Plumbing: I ordered a handful of 1.5" silicon bends and couplers for the cooling system, so those are ready and waiting. I want to pick up some stainless 1.5" pipe and get it bent to hug the underside of the bug, that will be lighter than the reinforced gates hydraulic hose I have I need to find a good diagram of the engine coolant routes to make sure the swirl pot and turbo are plumbed correctly. I've been waiting on a fuel surge tank, which finally arrived yesterday, to finish plumbing the fuel system. Now that it's here I can finish the AN hoses and be done with it. I've been on the lookout for ideas on how to plumb an accusump into the ej25 but still keep the oil/water cooler. Everything I see just replaces the oil cooler with a sandwich plate for the accusump.

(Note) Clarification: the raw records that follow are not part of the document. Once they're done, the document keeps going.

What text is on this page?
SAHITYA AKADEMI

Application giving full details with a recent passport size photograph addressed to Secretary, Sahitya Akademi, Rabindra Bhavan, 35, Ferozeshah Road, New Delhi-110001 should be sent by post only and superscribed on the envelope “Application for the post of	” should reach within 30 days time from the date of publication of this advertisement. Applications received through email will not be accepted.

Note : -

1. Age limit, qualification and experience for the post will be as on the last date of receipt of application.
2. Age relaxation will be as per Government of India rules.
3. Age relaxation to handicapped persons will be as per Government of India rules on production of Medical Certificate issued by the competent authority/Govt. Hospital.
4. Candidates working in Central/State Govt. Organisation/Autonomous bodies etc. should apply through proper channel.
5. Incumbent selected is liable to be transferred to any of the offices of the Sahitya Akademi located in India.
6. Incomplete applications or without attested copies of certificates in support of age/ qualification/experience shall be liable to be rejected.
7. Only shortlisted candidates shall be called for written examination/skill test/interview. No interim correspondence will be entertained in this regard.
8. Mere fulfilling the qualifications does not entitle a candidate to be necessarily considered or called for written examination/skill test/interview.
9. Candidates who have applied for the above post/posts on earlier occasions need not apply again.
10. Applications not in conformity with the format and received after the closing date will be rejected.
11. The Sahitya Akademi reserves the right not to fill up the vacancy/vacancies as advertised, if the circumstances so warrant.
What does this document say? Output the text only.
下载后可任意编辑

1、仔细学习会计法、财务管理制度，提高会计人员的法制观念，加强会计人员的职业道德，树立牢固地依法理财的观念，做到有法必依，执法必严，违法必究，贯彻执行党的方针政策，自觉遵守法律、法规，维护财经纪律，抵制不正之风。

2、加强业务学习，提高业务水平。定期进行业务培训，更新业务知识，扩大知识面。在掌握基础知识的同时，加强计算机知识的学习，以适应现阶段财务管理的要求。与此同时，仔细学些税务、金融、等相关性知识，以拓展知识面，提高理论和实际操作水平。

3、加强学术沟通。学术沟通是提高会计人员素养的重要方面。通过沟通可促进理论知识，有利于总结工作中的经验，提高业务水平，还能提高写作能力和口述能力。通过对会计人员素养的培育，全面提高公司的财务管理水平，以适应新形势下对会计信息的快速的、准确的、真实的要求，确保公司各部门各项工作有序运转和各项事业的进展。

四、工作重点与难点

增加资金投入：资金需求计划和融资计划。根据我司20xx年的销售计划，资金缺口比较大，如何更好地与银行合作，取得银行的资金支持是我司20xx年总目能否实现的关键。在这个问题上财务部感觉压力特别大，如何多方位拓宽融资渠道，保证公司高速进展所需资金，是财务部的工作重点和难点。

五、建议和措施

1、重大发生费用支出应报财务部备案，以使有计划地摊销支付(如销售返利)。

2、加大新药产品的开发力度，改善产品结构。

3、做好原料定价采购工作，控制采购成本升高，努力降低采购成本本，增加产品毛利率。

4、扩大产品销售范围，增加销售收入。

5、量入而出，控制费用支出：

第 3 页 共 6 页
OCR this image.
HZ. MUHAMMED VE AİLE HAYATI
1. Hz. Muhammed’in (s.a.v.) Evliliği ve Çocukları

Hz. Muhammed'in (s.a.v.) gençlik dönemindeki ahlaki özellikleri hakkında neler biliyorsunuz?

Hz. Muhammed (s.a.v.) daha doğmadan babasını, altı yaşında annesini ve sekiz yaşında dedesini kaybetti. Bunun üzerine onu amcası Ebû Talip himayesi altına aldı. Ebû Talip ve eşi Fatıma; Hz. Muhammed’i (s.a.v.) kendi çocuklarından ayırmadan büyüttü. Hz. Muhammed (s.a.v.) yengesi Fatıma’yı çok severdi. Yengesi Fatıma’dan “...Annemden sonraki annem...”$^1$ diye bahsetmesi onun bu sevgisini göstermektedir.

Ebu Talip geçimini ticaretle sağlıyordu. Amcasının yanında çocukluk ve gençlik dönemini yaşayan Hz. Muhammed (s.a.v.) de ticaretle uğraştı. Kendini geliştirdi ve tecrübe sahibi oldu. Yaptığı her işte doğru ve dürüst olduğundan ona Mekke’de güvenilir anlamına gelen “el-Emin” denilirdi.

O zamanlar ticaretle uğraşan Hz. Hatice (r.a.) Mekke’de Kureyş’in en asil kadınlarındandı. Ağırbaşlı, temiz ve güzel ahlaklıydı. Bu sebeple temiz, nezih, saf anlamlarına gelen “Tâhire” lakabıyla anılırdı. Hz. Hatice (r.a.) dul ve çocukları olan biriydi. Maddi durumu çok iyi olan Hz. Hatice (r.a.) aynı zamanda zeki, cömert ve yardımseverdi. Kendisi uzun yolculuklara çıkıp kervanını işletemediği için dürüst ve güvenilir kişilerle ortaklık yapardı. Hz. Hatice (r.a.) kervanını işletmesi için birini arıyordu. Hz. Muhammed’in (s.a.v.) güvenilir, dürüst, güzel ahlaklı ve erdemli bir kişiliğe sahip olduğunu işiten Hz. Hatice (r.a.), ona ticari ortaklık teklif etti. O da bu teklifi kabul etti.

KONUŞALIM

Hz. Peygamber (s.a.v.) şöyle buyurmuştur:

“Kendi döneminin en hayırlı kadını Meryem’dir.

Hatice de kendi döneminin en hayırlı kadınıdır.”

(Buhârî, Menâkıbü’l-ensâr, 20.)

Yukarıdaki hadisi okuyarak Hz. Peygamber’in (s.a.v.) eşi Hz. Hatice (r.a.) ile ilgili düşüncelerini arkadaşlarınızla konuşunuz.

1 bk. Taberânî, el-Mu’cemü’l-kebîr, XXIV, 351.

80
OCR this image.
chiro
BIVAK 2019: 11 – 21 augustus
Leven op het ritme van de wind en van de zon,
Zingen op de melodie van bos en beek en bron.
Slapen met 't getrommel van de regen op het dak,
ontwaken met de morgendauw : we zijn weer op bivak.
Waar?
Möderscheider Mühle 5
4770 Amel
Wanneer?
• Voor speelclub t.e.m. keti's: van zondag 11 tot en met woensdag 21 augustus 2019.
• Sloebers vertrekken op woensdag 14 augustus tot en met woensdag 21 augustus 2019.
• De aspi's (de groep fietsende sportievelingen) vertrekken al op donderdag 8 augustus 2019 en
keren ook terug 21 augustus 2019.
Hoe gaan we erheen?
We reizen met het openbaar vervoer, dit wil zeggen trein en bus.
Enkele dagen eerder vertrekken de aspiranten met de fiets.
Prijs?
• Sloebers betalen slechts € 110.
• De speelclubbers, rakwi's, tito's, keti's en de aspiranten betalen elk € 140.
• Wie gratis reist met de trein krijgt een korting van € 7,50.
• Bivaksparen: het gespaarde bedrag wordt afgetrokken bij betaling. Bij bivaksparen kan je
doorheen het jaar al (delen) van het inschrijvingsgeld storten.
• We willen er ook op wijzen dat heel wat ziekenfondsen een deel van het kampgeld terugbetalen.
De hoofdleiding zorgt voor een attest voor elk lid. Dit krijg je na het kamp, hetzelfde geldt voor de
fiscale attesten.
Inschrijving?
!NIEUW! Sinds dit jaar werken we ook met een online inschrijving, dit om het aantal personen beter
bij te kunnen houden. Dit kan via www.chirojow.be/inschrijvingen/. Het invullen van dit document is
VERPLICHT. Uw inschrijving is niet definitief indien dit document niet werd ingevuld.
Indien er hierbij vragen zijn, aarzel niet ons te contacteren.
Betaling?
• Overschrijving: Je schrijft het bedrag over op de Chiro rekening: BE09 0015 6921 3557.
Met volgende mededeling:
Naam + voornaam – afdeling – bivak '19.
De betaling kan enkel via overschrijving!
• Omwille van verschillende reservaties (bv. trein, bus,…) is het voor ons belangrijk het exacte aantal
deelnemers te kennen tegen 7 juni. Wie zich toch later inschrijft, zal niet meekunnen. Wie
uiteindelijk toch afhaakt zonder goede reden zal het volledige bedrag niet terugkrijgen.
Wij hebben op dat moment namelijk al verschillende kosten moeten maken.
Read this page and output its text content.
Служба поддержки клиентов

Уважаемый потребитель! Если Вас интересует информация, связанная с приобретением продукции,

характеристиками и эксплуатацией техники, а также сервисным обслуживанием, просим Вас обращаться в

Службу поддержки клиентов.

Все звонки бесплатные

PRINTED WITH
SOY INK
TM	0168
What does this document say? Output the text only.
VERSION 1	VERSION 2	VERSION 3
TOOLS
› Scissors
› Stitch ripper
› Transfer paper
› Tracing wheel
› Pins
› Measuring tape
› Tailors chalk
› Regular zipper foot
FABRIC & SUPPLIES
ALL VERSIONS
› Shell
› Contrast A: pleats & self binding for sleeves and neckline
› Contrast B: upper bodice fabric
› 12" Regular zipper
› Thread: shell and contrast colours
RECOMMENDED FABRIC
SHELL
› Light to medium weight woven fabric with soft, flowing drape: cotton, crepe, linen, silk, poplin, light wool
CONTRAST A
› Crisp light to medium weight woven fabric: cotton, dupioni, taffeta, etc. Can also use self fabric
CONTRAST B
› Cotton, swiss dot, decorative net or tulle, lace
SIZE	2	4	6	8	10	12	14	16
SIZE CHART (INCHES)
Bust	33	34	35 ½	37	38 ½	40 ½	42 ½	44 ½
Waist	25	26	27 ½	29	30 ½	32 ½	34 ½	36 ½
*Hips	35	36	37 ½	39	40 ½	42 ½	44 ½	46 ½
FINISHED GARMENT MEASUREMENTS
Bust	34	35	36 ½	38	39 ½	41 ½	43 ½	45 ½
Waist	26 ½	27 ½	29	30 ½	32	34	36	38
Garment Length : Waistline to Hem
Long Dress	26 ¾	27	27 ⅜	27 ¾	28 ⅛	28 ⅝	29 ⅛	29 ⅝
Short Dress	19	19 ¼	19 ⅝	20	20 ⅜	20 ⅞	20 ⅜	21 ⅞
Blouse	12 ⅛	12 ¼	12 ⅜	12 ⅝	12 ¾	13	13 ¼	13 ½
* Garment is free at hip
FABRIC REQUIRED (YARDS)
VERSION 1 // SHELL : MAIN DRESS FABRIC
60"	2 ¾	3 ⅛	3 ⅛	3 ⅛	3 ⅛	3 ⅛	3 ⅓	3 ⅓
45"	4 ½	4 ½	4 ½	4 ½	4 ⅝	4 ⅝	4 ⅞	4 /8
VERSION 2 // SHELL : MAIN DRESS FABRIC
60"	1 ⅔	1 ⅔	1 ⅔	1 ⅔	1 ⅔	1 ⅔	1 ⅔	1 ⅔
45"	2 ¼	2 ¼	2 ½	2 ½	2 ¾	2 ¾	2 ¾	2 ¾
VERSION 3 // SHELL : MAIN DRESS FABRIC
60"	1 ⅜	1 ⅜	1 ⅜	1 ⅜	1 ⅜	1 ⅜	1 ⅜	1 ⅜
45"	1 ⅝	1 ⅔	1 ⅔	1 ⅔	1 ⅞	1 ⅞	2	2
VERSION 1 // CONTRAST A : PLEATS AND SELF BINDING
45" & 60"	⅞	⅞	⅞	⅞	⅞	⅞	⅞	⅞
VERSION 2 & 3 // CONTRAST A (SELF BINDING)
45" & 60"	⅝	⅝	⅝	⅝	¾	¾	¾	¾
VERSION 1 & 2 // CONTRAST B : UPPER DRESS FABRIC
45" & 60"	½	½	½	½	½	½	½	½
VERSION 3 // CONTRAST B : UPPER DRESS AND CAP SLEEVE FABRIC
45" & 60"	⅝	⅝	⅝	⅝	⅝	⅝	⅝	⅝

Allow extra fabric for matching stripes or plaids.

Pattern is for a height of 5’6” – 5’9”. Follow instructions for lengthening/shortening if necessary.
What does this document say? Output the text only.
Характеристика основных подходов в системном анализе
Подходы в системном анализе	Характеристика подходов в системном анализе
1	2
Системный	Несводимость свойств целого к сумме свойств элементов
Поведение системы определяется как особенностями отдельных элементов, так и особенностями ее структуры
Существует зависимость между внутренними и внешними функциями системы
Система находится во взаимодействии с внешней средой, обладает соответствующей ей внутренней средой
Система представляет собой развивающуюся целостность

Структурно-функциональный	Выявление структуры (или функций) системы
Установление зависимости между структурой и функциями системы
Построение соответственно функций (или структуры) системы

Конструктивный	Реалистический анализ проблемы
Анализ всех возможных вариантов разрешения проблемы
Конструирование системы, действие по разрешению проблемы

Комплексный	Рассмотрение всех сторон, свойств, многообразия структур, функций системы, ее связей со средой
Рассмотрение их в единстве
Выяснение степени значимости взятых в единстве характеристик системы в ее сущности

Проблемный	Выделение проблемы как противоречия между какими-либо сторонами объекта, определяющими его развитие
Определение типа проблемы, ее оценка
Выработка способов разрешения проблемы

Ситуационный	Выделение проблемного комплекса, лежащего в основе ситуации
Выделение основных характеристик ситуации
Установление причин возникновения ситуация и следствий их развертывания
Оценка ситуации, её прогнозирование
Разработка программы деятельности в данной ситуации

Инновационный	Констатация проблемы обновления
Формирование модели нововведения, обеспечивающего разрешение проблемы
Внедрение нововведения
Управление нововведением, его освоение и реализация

Exhaust: I bought way more than I need so I have plenty of materials to screw things up a couple times. Turbo back, the exhaust will only be about 2 ft. long at most. I got a 3" v-band output flange for the turbo, some 180 and 45 degree 3" pipe, a couple 3" v-band clamps, and a 3" Borla xr-1 oval muffler which hopefully takes some bite out of the exhaust volume. If not I think I might have a 3" supertrapp floating around which should do the job. Ideally, I need to be below 92db to run at Lagua Seca in my back yard, or shell out for no-limit days.
In racing news I had a great event a week ago Sunday. Event #8 autoxing with NorCalUFO in Marina, and it was a fairly fast but technical course that wasn't easy to read. I've been in a heated points battle with my nemesis all year, and this was his last chance to take the championship away from me. We ran in the afternoon and since we had a 2 driver car our tires were getting pretty hot. Ian (nemesis), on the other hand got screwed by the grid master, a newbie cutting in line, and the karts, so all his runs were basically on cold tires. I pulled a 48.1 to his 49.0 cinching the OSP championship points race. I'm currently 3rd overall with 2 races to go, not sure I can swing 2nd overall but it's worth a shot. The downside to this, is that the Cayman has killed my poor tires, so after this season it's time for another set.
This thread is making my head asplode. Wow.